Monday 27 May 2019

Reading the message


In a post a week before the elections for the European Parliament, I suggested that there is a problem when politicians argue for us to use an election to ‘send a message’, firstly because the end result is a conglomerate of a whole lot of individual decisions taken for a variety of reasons, and secondly because they are likely to either misunderstand or else wilfully misinterpret the message once it’s been sent.  Reactions to the EU vote show the misinterpretation at work. 
Nathan Gill for Nigel Farage PLC said in the aftermath that his company’s electoral victory was a "very strong message from Wales - we want our Brexit and we want it now", apparently based on the fact that his company received 32.5% of the vote.  One third of the vote doesn’t look like a clear message to me.  Adam Price, for Plaid, went the other way, declaring that the results show that "Wales is a Remain nation".  I’m not exactly convinced by that one either.
It’s certainly ‘true’ that the parties explicitly committed to ‘remain’ (Plaid, Lib Dems, Green, Change UK) won 42.4% of the vote in Wales, whilst those explicitly committed to leaving at any price (Nigel Farage PLC and UKIP) had a combined total of only 35.8%, but that ignores the two ‘traditional’ parties, Conservative and Labour.  The Tories should surely be counted in the pro-Brexit camp, taking that total to 42.3%, making it more or less even between the two sides of the debate.  The big question is over where Labour’s votes should be counted in this particular equation.  On the basis of their formal policy (which is that they will secure a fantasy deal with the EU27 and then support Brexit on those revised terms), they should surely be counted on the Brexit side of the equation, giving the pro-Brexit forces in Wales a very clear lead by 57.6%: 43.4% - a wider margin than achieved in the 2016 referendum.
Carwyn Jones seems to think that we should ignore Labour’s actual policy and treat it as a ‘remain’ party, according to a tweet he issued ahead of the results, saying that “Remain parties will comfortably out-poll the Brexit Party in Wales tonight, but the Brexit Party will come first in the vote tallies. This is why I said we should have put forward a united slate, just like the Brexit Party”.  Deciding who’s right seems to depend on who is interpreting the message and what they want to believe.  That brings us back to the problem of sending and interpreting messages.
We know that many Labour voters deserted that party – leavers supporting Nigel Farage PLC and remainers supporting Plaid, the Lib Dems and the Greens.  So, who was left?  Were they leavers, remainers, or simply lifelong Labour loyalists who will vote for the party regardless of its policies?  The main conclusions that I draw are that trying to discern views on a single issue when people vote for all sorts of reasons is fraught with difficulty, and that an electoral system which allows a company to claim victory and 50% of the seats with just under one third of the vote is badly broken.  As for Brexit itself, the result resolves nothing.

2 comments:

Anonymous said...

Excuse me, the result confirms everything.
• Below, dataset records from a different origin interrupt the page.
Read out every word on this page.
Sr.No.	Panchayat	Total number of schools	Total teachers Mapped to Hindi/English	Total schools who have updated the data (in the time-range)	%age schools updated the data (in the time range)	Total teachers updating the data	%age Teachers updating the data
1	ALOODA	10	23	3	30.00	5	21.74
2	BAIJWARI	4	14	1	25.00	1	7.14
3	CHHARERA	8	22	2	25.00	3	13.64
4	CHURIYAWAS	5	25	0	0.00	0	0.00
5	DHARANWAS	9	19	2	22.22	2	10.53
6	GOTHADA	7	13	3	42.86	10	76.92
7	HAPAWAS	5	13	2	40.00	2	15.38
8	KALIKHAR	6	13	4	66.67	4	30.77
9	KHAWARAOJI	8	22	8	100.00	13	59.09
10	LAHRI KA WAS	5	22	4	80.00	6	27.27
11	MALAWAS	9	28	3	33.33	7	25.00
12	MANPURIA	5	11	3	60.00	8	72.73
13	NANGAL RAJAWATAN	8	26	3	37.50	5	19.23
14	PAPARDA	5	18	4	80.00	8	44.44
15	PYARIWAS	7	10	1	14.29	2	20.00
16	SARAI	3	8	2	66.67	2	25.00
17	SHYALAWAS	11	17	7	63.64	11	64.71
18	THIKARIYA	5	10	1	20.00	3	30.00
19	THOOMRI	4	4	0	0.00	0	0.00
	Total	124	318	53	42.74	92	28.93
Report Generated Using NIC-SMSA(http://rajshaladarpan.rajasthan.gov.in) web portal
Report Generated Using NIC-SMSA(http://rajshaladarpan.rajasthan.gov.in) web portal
The BREXIT Party won hands down in England. The SNP won hands down in Scotland. And nobody really won in Wales because we are all too poorly educated to know what we were voting for. Or against.

But, as you rightly say, plus ça change.

John Dixon said...

To say that someone "won hands down" (in both England and Scotland) with between 30 and 40% of the vote illustrates the problem with calling it a 'victory' at all, and to argue that a similar result in Wales shows something entirely different serves merely to demonstrate your own prejudices. If you star from an utter conviction that the problem with Wales is that we are all too poorly educated to know anything, then it is hardly surprising that everything you see confirms that 'knowledge'. But you really shouldn't expect to be taken seriously.